Christopher Froome n'a pas seulement été conspué samedi dans l'enceinte du Stade Vélodrome à Marseille, lieu de départ du contre-la-montre à la veille de son quatrième succès dans le Tour de France : le Britannique du Team Sky a aussi été acclamé. Mezza-vocce et moins longtemps que la bronca, certes, mais tout de même. «Minot, oublie pas de tomber !» lâchait par ailleurs un invité dans la cohue, comme pour favoriser les desseins de Romain Bardet, le Français alors en embuscade.
Mais Froome ne tombe pas. Le maillot jaune le plus prolifique du XXIe siècle a ses détracteurs et ses partisans. Sans toutefois embraser les uns ou les autres : aucun camp n'adore ou ne déteste le champion falot. Plus contondant, plus populaire, était le rockeur dandy Bradley Wiggins, son ancien leader, que Froome était prêt à battre sur le Tour en 2012 si la Sky ne l'avait pas rappelé à l'ordre, pour ce qui aurait été la première de ses cinq victoires, le grade suprême, codétenu par Anquetil, Merckx, Hinault, Indurain (Armstrong, sept succès, a été déchu pour dopage).
Sang-froid
Christopher Froome, 32 ans, né au Kenya, poli et polyglotte, est un champion tiède, devenu archétype de l’ennuyeux, dans un Tour 2017 qui ne l’était pas. Ce n’est pas sa capacité physique qui est en cause. Le grimpeur-rouleur en forme d’allumette semblait un peu éteint cette année, légèrement dominé en montagne par le Colombien Rigoberto Urán et le Français Romain Bardet. Il n’a pas remporté d’étape. Il s’est même écroulé pour la première fois en sept ans, perdant 22 secondes sur 500 mètres dans les Pyrénées, à Peyragudes. Son avantage, il le doit au contre-la-montre, à son sang très froid et à la force de son équipe qu’aucune avanie ne touche.

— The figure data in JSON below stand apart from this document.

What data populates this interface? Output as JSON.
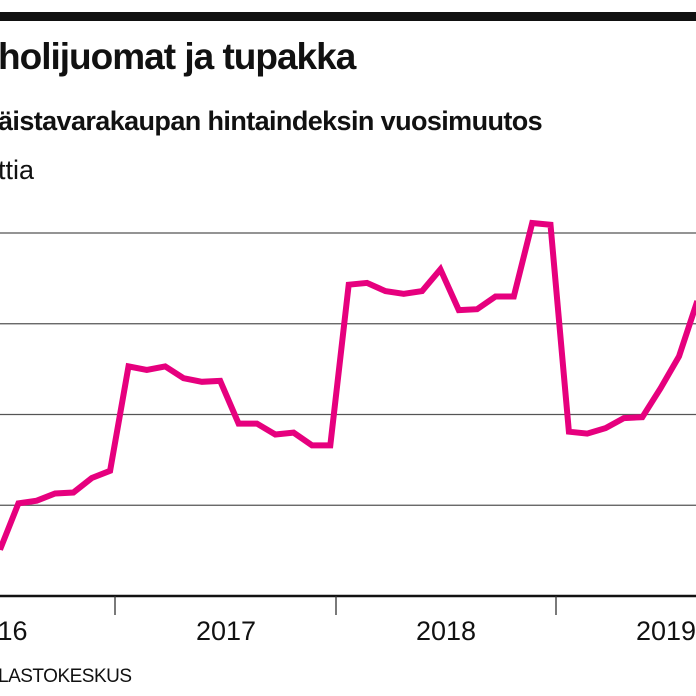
{
  "chart_data": {
    "type": "line",
    "title": "holijuomat ja tupakka",
    "subtitle": "äistavarakaupan hintaindeksin vuosimuutos",
    "ylabel": "ttia",
    "xlabel": "",
    "source": "LASTOKESKUS",
    "x_tick_labels": [
      "016",
      "2017",
      "2018",
      "2019"
    ],
    "ylim": [
      0,
      4
    ],
    "y_units_note_hidden": null,
    "grid": true,
    "series": [
      {
        "name": "hintaindeksin vuosimuutos",
        "color": "#e6007e",
        "values": [
          0.51,
          1.02,
          1.05,
          1.13,
          1.14,
          1.3,
          1.38,
          2.53,
          2.49,
          2.53,
          2.4,
          2.36,
          2.37,
          1.9,
          1.9,
          1.78,
          1.8,
          1.66,
          1.66,
          3.43,
          3.45,
          3.36,
          3.33,
          3.36,
          3.6,
          3.15,
          3.16,
          3.3,
          3.3,
          4.11,
          4.09,
          1.81,
          1.79,
          1.85,
          1.96,
          1.97,
          2.29,
          2.64,
          3.25
        ]
      }
    ]
  }
}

En matière de popularité, Froome paie les années Sky : les derniers délires du vélo surgonflé, dont il a paru être un héritier, dominateur en 2013 et 2015, pédalage anormalement élevé et rythme cardiaque étonnamment bas, ce qui avait lancé des soupçons d’usage d’un moteur. Puis le vélo de l’infime, des «gains marginaux», des microdoses interdites, micro-triches licites et donc micro-exploits ou rêves. On a déjà oublié son Tour de transition en 2016, quand il avait attaqué en descente ou sur le plat. On glisse sur sa mine défaite de cette année, blanchâtre, lessivée, ses hochements de tête permanents comme s’il était désolé de tout. Froome est à la fois trop grand et trop petit dans l’histoire de son sport.
Sacrifice
Il accompagne aussi ce cyclisme d'inflation que Sky a installé, creusant dans la veine Armstrong : salaire supérieur à 5 millions d'euros, budget de son équipe estimé à 30 millions, moyens humains et techniques qui donnent une longueur d'avance dès le départ… Froome, maigre à affoler un hôpital, sans qu'on ait tout à fait compris les subtilités de ses régimes, inspire davantage la pitié que le respect. La Sky pousse loin l'idée du sacrifice. Christopher Froome, ancien étudiant en Afrique du Sud, membre de l'équipe italienne Barloworld qui célébrait autant l'EPO que la dolce vita, en accepte les règles. Et il s'use. Ce Tour 2017, gagné «ric-rac» selon son directeur sportif, Nicolas Portal, pourrait être son dernier succès. La brigade britannique chercherait même un plan B pour 2018 : le Colombien Nairo Quintana ? L'Irlandais Dan Martin ? Le Français Warren Barguil ? Officiellement, cependant, ses employeurs soutiennent qu'ils comptent toujours sur leur leader.
Plus que Froome, c'est la Sky qui étouffe le rêve. Un protagoniste du Tour de France confie cette histoire insensée à Libération : «L'autre jour, un coureur membre du top 10 vient à la hauteur de Froome dans un col et, comme il est parfois d'usage, lui annonce qu'il va attaquer. Froome hésite et finit par demander : "Mais tu es placé à combien de minutes de moi au classement général ?" Ça montre qu'il est seulement sur un vélo à pédaler. Ce mec est un cycliste télécommandé.»